Orçamento

Governo e oposição entram em embate no Congresso sobre financiamento do Renda Cidadã

Parlamentares consideram uma "desumanidade" sacrificar a educação em um país onde metade das escolas não tem saneamento e sugerem a taxação de brasileiros de alta renda

Bruna Lima
Alessandra Azevedo
Augusto Fernandes
Fernanda Strickland
postado em 30/09/2020 06:00 / atualizado em 30/09/2020 06:18
 (crédito: Marcelo Camargo/Agência Brasil)
(crédito: Marcelo Camargo/Agência Brasil)

Começou intenso no Congresso Nacional o embate entre governo e oposição sobre a proposta do governo com o Renda Cidadã. Ontem, durante reunião entre lideranças partidárias da Câmara, os aliados de Bolsonaro ouviram críticas de parlamentares que discordam da ideia de repassar recursos do Fundeb para o novo programa de transferência de renda. A deputada Professora Dorinha (DEM-TO), relatora do texto da PEC do Fundeb na Câmara, alertou que, segundo a Constituição, as ações governamentais na área da assistência social devem ser realizadas com recursos do orçamento da seguridade social, e não da educação.

Segundo ela, o acesso de crianças à escola ainda é um enorme desafio no Brasil. Retirar dinheiro que deveria combater essa ineficiência constitui, portanto, um erro. “A cada 100 crianças até 3 anos de idade, nossas escolas só conseguem atender 36. Além disso, 49% dos colégios não têm saneamento básico. O próprio nome do fundo diz que ele deve funcionar para o desenvolvimento e a manutenção do ensino, portanto, é uma incompreensão querer mudar isso. Não acredito que isso (usar parte do Fundeb para o Renda Cidadã) caminhe, até porque, teoricamente, não tem nenhum tipo de embasamento”, afirmou Dorinha.

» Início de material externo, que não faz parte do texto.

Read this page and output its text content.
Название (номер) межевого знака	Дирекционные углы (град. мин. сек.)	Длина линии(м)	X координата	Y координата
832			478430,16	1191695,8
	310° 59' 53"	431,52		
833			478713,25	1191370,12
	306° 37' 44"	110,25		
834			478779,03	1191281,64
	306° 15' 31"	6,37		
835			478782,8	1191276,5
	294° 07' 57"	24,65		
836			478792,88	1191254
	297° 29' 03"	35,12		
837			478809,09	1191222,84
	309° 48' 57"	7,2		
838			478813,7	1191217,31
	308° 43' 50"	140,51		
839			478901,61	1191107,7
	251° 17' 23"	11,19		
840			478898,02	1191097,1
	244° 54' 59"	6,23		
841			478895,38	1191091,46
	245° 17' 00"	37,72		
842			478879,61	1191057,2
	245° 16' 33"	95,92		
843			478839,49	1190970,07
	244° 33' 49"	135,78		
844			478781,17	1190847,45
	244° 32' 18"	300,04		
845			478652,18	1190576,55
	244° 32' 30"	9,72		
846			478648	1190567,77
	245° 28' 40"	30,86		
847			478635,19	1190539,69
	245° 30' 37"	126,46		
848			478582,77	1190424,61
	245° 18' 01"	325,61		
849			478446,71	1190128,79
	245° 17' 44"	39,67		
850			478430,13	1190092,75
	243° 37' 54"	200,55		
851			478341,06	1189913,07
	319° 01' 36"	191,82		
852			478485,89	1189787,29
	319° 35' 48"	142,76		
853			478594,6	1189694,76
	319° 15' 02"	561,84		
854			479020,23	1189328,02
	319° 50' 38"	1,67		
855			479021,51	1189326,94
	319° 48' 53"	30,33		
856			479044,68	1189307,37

Para a deputada, caso o Congresso aceite a sugestão do governo, vai abrir precedentes para que o dinheiro da educação seja sempre remanejado para outras áreas. Ela concorda que um programa social mais abrangente que o Bolsa Família é necessário, mas pede que o Renda Cidadã seja bancado por outras fontes. “Se um caminho desses for aberto, vão passar a comprar cesta básica e botar na conta da educação. Voltaremos à década de 1970, em que, para se construir asfalto na frente de uma escola, tinha de se usar recursos da educação. Isso é um absurdo. Temos de lembrar que, com investimento em educação, podemos mudar a perspectiva de vida, renda, trabalho e cidadania de qualquer pessoa.”

O deputado Bacelar (Podemos-BA), que integrou a comissão especial do Fundeb, vai lutar contra a proposta. Para ele, por mais que programas de transferências de renda sejam imprescindíveis, não podem sacrificar a educação. “Cortar recursos da educação, especialmente dos municípios mais pobres e dos estudantes mais frágeis, é uma desumanidade. Se o Congresso não reagir a essa proposta, estaremos prejudicando 2,7 mil municípios brasileiros e cerca de 17 milhões de alunos”, alertou.

Sugestões

Houve críticas também no plenário da Câmara. Além de reprovar a redução de recursos do Fundeb, os parlamentares criticaram o plano do governo de utilizar recursos de precatórios (dívidas da União definidas em ações judiciais) como fonte de financiamento do Renda Cidadã.

Alguns parlamentares apontaram possíveis soluções. O líder do PSB na Câmara, Alessandro Molon (RJ), opinou que o governo deveria cobrir os gastos por meio da taxação de grandes fortunas e de lucros e dividendos, dois temas que passariam por uma reforma tributária mais ampla. “Tirar dinheiro da educação não faz o menor sentido, muito menos o calote dos precatórios”, analisou. Para Molon, a solução é “levar a sério a reforma tributária e taxar os superricos”. O problema, na visão dele, é que “o governo Bolsonaro não quer incomodar os bancos e os especuladores”. “Os acionistas, quando recebem lucros, distribuem entre si e não pagam um centavo de tributo. Quem paga imposto é a classe média e a classe popular”, criticou. “É o governo dos banqueiros. A eles que Paulo Guedes vai procurar atender”, continuou o líder do PSB.

Para avançar a renda básica, o deputado Reginaldo Lopes (PT-MG) acredita que o Congresso deve voltar a debater incentivos fiscais, tributários e creditícios, além de avançar na discussão sobre taxação de grandes fortunas. “Esses incentivos chegaram à casa de mais de R$ 400 bilhões e são fundamentais, neste momento em que o Brasil precisa encontrar espaço orçamentário para garantir um programa de renda”, afirmou.